SSE’s has announced that it will increase its energy prices by 6.7%. The price rise will affect 2.36m customers.

Commenting on the news Gillian Guy, Chief Executive at Citizens Advice, said “It’s extremely disheartening to see SSE join the rest of the ‘big six’ energy suppliers in raising prices for its standard variable customers. Today’s price hike risks hitting those who can least afford it. We know that those stuck on poor value standard variable tariffs are often the elderly, people with mental health problems and those on low incomes.”

“While the government’s proposed price cap should deliver much-needed protections for energy customers in the future, customers who are unhappy with their current energy supplier or tariff should consider switching now.”

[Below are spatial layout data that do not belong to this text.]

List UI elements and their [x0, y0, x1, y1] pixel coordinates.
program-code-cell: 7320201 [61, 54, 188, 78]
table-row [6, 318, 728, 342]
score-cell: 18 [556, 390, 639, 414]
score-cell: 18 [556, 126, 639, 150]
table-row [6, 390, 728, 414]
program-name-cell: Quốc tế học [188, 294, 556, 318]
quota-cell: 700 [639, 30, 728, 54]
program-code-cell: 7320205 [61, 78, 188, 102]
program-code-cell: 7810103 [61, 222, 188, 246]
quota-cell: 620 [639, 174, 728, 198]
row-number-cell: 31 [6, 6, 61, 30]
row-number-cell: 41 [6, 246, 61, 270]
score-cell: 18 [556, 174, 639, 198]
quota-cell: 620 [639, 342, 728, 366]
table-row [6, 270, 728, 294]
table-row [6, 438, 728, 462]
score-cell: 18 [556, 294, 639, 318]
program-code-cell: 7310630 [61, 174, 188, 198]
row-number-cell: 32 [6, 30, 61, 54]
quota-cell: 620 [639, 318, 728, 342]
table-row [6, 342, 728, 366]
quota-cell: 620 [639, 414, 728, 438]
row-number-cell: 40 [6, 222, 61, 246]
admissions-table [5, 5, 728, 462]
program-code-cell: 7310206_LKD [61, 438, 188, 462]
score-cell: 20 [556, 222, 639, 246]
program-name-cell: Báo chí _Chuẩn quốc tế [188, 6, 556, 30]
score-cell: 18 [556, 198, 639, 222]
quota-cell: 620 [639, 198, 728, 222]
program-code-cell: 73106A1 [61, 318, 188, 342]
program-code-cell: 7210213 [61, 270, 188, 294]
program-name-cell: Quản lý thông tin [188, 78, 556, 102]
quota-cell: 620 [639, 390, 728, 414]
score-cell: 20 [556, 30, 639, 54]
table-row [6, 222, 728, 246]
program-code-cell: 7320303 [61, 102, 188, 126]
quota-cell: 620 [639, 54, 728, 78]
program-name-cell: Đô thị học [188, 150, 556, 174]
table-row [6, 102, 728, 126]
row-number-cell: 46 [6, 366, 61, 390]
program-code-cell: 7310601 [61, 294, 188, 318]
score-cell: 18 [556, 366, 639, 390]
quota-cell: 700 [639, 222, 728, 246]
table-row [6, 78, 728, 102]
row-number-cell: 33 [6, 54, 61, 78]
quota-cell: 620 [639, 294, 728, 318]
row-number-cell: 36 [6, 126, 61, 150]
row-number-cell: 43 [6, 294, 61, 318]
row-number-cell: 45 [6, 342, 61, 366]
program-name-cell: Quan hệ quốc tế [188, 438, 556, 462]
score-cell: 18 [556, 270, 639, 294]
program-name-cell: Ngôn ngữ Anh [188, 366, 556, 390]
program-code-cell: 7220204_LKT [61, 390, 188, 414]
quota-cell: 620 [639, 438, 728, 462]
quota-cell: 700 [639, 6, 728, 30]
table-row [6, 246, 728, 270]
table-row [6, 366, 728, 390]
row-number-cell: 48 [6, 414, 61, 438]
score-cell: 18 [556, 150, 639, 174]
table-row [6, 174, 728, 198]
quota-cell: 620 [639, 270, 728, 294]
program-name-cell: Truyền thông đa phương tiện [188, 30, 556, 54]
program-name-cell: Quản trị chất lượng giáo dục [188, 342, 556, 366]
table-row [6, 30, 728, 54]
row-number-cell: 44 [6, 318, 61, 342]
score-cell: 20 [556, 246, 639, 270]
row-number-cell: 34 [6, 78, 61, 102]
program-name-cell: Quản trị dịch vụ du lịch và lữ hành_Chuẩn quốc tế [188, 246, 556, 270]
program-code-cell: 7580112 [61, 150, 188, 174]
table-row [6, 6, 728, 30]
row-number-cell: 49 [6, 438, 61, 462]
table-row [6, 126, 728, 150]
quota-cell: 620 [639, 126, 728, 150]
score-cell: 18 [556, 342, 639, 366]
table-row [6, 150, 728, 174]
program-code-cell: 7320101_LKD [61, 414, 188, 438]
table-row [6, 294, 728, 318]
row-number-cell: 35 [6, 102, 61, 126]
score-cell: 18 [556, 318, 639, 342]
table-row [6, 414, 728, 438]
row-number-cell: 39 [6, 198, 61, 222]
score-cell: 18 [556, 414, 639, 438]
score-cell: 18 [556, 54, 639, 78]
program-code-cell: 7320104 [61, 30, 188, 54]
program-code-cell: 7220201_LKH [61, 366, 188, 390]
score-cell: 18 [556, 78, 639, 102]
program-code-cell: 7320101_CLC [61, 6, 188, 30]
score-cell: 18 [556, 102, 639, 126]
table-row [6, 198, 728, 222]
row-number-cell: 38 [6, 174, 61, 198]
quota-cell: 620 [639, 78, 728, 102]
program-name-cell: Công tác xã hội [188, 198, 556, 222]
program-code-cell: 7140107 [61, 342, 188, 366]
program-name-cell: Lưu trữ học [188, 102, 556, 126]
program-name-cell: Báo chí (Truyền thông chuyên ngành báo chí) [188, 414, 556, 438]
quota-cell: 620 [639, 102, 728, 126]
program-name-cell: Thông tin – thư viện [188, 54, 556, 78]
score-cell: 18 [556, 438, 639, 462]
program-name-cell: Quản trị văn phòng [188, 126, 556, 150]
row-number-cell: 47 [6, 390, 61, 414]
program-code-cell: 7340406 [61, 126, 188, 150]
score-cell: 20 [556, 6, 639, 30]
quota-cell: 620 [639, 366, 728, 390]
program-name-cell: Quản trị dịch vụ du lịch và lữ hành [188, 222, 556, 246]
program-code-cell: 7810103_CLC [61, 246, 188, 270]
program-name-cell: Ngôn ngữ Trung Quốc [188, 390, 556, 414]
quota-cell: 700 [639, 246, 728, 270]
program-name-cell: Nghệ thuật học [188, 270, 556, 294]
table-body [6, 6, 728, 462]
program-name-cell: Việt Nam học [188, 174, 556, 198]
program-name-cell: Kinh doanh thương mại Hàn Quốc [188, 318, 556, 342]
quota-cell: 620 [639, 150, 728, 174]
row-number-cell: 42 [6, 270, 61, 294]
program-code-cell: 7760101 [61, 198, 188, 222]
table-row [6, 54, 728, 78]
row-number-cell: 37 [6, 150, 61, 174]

Peter Earl, Head of Energy, comparethemarket.com said “The last to join the Big Six price hike party, SSE may be hoping that this gets lost amongst all of the other hikes. However, with the company announcing last week that it lost 430,000 customers in the past year, it is clear that people are realising that many tariffs offered by these energy giants are fundamentally bad value. With switching levels at record highs, an increasing number of people are benefiting from the significant savings on offer by switching supplier. However, the majority of customers remain stuck on the poor value default tariffs that cost an average of £315 more than the cheapest tariff available on the market. It is essential that customers review their energy costs every year to ensure that, once they have switched, they remain on the best deal possible.”